“Il rischio della libertà”. È intorno a questo tema che si articola il Festival della dottrina sociale della Chiesa, a Verona dal 22 al 25 novembre, al quale anche Francesco ha voluto essere presente con un videomessaggio. «Tutti insieme – è l’esortazione del Papa – dobbiamo impegnarci per eliminare ciò che priva gli uomini e le donne del tesoro della libertà. E, nello stesso tempo, ritrovare il sapore di quella libertà che sa custodire la casa comune che Dio ci ha dato». In concreto, il pontefice indica anche tre situazioni che mettono a rischio la libertà: l’indigenza, il dominio della tecnologia, la riduzione dell’uomo a consumatore. Relativamente alla prima, «se un uomo o una donna sono ridotti ad “avanzo” – afferma -, non solo sperimentano su di loro i frutti cattivi della libertà altrui ma vengono defraudati della possibilità stessa di “rischiare” la propria libertà per se stessi, per la propria famiglia, per una vita buona, giusta e dignitosa». Anche lo sviluppo tecnologico può essere rischioso in questo senso «quando non è accompagnato da un adeguato sviluppo della responsabilità, dei valori e della coscienza», tanto da perdere «il senso del limite con la conseguenza di non vedere le sfide epocali che abbiamo davanti». Da ultimo, quando l’uomo è ridotto esclusivamente a consumatore «la libertà da “rischiare” rimane solo un’illusione».

Non manca, nelle parole di Francesco, un riconoscimento per quanti «nella loro quotidianità, vivono stili di vita sobri, solidali, aperti, accoglienti.

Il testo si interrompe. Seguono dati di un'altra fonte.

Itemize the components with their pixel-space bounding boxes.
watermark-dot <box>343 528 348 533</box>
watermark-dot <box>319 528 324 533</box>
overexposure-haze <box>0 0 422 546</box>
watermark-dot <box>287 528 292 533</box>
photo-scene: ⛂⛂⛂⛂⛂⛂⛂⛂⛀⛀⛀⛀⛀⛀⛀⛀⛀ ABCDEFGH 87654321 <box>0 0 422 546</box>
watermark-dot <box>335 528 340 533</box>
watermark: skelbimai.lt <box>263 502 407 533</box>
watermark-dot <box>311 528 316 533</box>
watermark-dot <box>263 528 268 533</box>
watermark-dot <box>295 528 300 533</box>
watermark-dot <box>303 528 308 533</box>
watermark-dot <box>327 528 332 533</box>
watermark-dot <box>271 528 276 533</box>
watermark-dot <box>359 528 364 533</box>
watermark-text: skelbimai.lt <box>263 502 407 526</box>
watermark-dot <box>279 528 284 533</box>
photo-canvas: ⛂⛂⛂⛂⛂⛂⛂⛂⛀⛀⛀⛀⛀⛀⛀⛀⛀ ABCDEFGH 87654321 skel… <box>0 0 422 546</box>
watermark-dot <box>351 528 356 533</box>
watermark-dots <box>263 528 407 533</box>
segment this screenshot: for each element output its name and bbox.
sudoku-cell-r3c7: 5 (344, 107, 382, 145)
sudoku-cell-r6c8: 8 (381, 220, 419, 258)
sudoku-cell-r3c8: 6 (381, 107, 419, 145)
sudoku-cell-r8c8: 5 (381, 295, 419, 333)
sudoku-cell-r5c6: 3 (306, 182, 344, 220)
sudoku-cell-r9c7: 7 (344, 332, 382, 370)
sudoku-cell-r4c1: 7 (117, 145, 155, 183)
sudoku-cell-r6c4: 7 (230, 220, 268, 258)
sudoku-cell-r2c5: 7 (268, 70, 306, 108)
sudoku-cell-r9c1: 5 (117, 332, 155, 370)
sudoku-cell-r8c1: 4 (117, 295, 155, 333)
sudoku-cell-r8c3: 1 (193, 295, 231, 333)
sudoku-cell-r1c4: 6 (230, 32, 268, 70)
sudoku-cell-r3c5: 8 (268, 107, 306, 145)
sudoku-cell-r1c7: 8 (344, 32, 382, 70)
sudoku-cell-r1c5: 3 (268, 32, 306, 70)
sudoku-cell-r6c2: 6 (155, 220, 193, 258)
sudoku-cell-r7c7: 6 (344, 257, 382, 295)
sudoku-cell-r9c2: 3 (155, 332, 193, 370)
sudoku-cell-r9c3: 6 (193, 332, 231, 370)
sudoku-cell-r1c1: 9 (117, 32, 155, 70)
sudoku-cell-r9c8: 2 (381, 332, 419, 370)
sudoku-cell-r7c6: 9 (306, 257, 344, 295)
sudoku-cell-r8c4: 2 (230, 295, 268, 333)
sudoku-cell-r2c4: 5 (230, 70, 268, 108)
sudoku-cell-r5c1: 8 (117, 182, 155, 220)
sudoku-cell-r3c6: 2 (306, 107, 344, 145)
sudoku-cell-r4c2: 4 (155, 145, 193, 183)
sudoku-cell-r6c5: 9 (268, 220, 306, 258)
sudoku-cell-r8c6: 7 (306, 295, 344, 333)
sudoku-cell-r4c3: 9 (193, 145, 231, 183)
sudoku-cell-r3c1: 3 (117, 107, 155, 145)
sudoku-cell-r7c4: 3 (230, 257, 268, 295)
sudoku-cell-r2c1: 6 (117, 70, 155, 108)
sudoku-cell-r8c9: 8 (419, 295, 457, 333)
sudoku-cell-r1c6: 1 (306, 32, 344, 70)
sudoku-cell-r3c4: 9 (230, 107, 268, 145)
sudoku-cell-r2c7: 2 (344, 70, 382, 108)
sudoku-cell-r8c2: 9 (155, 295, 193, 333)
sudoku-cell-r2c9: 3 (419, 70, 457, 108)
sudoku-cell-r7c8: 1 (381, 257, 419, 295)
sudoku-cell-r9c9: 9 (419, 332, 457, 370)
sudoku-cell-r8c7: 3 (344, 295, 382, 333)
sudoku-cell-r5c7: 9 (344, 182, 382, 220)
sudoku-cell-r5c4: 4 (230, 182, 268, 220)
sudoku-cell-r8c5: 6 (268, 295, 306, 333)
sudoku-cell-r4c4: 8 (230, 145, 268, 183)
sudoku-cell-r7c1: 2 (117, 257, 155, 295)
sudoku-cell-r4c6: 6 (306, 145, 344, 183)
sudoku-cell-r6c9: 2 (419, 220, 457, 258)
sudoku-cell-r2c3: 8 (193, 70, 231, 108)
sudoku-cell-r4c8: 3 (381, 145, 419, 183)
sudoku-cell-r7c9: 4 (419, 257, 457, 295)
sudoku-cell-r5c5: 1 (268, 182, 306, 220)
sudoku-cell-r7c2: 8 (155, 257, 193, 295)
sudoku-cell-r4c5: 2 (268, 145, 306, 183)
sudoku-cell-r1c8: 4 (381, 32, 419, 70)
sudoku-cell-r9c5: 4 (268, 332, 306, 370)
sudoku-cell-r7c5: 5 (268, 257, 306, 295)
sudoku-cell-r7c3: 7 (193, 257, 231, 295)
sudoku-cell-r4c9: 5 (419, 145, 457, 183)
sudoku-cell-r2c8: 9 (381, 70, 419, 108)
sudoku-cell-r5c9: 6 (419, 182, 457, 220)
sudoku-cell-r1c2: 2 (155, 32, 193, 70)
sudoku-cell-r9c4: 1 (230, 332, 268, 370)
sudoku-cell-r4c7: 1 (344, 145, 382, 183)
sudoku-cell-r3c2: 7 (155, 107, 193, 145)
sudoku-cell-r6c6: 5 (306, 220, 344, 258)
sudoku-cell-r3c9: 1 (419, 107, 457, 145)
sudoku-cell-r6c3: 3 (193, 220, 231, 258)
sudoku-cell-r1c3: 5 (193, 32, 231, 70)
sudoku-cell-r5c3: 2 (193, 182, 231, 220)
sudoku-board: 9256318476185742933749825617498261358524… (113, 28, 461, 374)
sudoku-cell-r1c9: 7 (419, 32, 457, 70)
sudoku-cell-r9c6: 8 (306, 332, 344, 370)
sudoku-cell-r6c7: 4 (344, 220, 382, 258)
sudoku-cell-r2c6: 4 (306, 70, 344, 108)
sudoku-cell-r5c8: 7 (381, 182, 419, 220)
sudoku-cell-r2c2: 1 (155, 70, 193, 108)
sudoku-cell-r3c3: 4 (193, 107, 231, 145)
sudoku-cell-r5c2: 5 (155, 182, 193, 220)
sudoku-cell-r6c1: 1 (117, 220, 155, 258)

Sono loro la vera risposta alle varie schiavitù perché si muovono come persone libere. Accendono desideri sopiti, aprono orizzonti, fanno desiderare il bene». Per Papa Francesco,«la libertà vissuta non si limita mai a gestire ciò che succede perché contiene in sé sempre qualcosa che porta oltre. La libertà non uccide mai i sogni ma costruisce nella vita ciò che molti desiderano ma non hanno il coraggio di perseguire. Certamente – prosegue – essere liberi è una sfida, una sfida permanente: affascina, avvince, dà coraggio, fa sognare, crea speranza, investe sul bene, crede nel futuro. Contiene, quindi, una forza che è più forte di ogni schiavitù. Il mondo ha bisogno di persone libere!». Ancora, il pontefice ricorda in conclusione che «la libertà dell’uomo scopre se stessa fino in fondo quando comprende di essere generata e sostenuta dalla libertà amorosa del Padre, che si rivela nel Figlio nel volto della Misericordia. Sotto il suo sguardo compassionevole, ogni uomo può sempre riprendere il cammino del “rischio della libertà”».